When you're newly in love and talking about marriage and drooling over each other, you always say stupid things like "we want to have 10 kids in the first 10 years!" And that's when we older folk should pounce! 
That's when we could really do them the service of just terrifying the living crud out of them. I mean, really do Bill Gates a favor and scare them right into never reproducing.
All you would have to do is well and efficiently explain that you'll stop drinking to be a better parent, (and because you never have adult time without being in charge of someone else's survival), but the hangovers will somehow continue for the next decade. 
You'll wake up every morning with cotton mouth and a headache and eyes that feel like they have glass in them, and feeling like you have been kicked by a tiny mule all night long, likely because that's not far from what happened. 

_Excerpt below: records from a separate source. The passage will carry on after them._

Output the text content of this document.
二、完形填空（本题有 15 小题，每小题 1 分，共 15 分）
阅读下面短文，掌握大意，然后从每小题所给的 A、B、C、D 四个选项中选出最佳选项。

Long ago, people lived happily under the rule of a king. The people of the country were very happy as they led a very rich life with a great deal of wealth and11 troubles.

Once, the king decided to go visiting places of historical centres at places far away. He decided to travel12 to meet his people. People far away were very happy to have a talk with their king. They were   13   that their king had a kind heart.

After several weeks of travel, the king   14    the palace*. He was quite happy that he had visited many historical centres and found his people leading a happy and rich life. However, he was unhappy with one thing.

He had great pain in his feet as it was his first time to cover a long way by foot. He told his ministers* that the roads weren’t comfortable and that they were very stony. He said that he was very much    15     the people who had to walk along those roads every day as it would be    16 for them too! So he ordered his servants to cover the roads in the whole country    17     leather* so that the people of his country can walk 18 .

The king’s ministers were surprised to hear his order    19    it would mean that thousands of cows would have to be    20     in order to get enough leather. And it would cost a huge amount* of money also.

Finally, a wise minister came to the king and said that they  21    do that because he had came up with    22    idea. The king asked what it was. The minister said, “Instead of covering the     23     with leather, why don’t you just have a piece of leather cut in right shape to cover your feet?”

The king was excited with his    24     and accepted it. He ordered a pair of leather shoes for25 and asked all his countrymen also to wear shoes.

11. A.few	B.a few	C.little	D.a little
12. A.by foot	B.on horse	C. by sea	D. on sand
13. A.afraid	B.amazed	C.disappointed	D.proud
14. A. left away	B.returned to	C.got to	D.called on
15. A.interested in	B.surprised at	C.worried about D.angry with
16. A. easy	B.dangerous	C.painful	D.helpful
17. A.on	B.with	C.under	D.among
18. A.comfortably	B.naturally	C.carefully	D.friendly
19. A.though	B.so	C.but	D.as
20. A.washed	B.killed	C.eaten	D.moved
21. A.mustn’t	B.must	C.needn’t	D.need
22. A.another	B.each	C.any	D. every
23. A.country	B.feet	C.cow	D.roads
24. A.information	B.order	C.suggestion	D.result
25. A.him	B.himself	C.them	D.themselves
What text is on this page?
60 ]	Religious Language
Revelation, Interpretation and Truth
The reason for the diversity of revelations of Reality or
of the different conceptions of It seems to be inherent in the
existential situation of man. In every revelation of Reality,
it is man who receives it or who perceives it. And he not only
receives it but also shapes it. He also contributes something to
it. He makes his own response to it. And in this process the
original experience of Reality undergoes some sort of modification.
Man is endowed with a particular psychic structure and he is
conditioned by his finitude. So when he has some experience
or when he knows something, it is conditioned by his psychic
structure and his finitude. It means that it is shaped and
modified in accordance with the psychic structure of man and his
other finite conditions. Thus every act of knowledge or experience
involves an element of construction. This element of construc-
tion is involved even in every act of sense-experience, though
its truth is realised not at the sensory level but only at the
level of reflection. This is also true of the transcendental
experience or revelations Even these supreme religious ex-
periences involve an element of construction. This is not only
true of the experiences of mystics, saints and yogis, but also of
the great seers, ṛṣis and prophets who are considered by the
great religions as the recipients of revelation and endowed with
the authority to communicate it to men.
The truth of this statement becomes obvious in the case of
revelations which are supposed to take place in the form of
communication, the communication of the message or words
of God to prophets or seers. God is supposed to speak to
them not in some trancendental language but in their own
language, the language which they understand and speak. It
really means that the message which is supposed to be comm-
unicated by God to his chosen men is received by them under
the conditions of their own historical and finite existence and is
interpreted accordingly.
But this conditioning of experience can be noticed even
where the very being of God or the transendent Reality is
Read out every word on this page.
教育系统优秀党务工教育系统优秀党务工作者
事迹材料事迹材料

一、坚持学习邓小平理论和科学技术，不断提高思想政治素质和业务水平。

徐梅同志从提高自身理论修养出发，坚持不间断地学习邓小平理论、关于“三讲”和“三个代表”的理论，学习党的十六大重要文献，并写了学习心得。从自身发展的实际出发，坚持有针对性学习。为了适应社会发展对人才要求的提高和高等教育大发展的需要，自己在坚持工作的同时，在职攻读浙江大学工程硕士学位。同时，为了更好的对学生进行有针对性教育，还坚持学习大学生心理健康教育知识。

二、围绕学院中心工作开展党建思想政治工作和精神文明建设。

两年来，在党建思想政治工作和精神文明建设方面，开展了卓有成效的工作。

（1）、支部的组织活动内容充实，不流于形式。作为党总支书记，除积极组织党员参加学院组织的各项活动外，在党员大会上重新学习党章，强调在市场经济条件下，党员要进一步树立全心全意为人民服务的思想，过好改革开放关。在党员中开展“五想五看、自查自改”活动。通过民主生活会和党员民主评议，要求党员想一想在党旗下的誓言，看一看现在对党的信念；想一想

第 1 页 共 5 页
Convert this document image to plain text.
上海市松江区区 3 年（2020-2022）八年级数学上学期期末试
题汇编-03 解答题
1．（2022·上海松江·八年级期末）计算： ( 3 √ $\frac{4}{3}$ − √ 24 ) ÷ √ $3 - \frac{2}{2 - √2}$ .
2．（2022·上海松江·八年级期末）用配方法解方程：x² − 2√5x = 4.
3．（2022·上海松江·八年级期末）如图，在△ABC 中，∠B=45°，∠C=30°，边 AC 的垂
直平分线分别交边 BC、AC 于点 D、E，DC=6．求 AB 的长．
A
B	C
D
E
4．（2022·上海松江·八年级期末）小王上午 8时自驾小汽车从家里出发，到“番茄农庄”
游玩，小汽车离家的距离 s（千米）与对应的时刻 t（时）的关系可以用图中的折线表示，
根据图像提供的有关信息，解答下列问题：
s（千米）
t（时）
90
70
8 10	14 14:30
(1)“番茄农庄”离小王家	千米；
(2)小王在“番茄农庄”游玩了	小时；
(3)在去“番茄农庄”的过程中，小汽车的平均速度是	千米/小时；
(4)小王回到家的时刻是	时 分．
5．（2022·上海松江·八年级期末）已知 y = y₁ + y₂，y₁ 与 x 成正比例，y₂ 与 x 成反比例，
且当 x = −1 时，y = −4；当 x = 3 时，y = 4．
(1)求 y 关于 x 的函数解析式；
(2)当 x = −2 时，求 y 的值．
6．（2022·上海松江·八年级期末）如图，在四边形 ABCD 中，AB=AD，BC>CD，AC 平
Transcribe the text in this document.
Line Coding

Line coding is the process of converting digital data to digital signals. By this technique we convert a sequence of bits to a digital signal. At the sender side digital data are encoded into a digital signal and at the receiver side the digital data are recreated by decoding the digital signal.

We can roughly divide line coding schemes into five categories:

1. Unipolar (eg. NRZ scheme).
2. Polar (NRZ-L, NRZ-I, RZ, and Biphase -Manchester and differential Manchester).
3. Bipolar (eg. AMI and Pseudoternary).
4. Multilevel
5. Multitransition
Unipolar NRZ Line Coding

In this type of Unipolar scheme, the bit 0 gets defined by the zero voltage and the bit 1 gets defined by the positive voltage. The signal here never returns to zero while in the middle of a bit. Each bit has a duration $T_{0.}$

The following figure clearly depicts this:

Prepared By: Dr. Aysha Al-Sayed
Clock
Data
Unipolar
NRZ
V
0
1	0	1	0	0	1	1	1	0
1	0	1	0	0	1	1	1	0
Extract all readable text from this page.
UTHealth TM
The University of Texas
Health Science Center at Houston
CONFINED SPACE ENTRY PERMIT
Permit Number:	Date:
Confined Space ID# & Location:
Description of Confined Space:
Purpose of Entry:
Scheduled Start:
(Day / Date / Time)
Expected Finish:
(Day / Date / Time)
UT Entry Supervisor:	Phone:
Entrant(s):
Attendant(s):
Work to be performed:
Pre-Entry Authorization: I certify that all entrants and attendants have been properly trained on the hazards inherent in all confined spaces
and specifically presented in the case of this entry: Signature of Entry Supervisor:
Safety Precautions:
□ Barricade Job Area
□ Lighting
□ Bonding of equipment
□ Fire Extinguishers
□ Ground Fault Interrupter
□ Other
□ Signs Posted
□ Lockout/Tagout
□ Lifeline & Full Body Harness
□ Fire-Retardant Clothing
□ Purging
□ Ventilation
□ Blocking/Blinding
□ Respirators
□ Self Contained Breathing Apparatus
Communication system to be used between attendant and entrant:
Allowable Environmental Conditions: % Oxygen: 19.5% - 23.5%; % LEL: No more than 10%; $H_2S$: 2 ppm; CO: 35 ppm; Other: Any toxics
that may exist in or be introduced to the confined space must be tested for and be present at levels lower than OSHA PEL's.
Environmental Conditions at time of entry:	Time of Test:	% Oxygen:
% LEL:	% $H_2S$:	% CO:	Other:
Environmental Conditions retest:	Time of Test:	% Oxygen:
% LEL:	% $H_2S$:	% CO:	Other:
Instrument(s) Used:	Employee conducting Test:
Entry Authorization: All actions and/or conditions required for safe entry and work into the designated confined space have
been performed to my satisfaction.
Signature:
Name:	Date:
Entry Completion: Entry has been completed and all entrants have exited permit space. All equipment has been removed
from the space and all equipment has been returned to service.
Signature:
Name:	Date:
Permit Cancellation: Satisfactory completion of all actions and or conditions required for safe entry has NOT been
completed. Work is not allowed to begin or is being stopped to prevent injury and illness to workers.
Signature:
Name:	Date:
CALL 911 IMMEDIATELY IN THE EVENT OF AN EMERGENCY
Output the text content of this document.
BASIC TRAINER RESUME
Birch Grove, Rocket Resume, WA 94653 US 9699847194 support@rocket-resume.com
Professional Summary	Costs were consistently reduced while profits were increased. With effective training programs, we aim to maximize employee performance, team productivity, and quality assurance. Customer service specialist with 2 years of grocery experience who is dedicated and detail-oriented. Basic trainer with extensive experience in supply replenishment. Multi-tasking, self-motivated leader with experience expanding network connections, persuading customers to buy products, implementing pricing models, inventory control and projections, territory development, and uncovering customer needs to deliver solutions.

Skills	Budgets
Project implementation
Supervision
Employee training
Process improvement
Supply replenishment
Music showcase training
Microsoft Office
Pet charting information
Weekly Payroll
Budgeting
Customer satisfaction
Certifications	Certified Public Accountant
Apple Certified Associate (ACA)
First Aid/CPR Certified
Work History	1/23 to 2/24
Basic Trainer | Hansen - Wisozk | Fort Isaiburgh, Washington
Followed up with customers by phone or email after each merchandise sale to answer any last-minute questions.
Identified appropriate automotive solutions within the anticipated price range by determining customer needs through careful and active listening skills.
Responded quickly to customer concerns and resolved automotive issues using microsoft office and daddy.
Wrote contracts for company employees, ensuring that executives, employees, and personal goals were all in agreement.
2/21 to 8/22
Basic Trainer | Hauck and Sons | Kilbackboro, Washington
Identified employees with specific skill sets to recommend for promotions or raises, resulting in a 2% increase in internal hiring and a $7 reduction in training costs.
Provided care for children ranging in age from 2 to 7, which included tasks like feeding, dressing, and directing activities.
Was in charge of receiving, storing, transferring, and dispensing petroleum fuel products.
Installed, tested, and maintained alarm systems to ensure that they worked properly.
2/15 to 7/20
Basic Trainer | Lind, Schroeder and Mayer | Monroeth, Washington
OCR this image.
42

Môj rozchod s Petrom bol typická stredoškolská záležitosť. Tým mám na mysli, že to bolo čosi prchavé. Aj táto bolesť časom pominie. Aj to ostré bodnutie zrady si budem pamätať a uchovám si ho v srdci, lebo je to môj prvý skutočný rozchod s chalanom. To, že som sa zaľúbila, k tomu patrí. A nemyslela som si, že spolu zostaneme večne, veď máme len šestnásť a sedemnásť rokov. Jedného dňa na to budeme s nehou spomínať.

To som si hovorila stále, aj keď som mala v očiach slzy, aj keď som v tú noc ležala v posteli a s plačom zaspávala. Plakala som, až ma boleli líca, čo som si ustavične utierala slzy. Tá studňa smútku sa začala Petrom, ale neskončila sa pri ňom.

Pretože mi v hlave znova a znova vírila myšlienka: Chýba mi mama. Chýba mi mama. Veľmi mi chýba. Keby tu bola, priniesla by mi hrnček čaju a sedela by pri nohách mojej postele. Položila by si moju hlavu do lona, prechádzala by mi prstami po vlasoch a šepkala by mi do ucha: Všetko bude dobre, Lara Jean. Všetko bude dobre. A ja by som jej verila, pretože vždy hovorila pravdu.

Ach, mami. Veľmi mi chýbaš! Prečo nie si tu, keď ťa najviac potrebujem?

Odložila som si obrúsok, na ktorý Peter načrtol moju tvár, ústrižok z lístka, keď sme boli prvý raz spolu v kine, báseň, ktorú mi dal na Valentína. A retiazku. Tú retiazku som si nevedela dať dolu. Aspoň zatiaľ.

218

They never stay out of your bed! In fact, you never get any privacy at all. Want to pick your own nose, maybe rub it on their wall? You can't, they'll be right there, watching you. Even if they were upstairs at Grandma's eating fresh baked cookies the moment before that, they'll be right there, looming, silent for once in their lives, just catching your immature revenge-parenting behind!
I know you caught that little nugget in there. Yes, we live with my mom. I'm not only destined to always be caught out in my immature revenge-parenting but I live under a real life cookie baking Grandma lady who had about 40 years more parenting experience than me and a straight up license to still call me onto the carpet for the weird stuff I do.
My kids tattle on me more than they tattle on each other these days.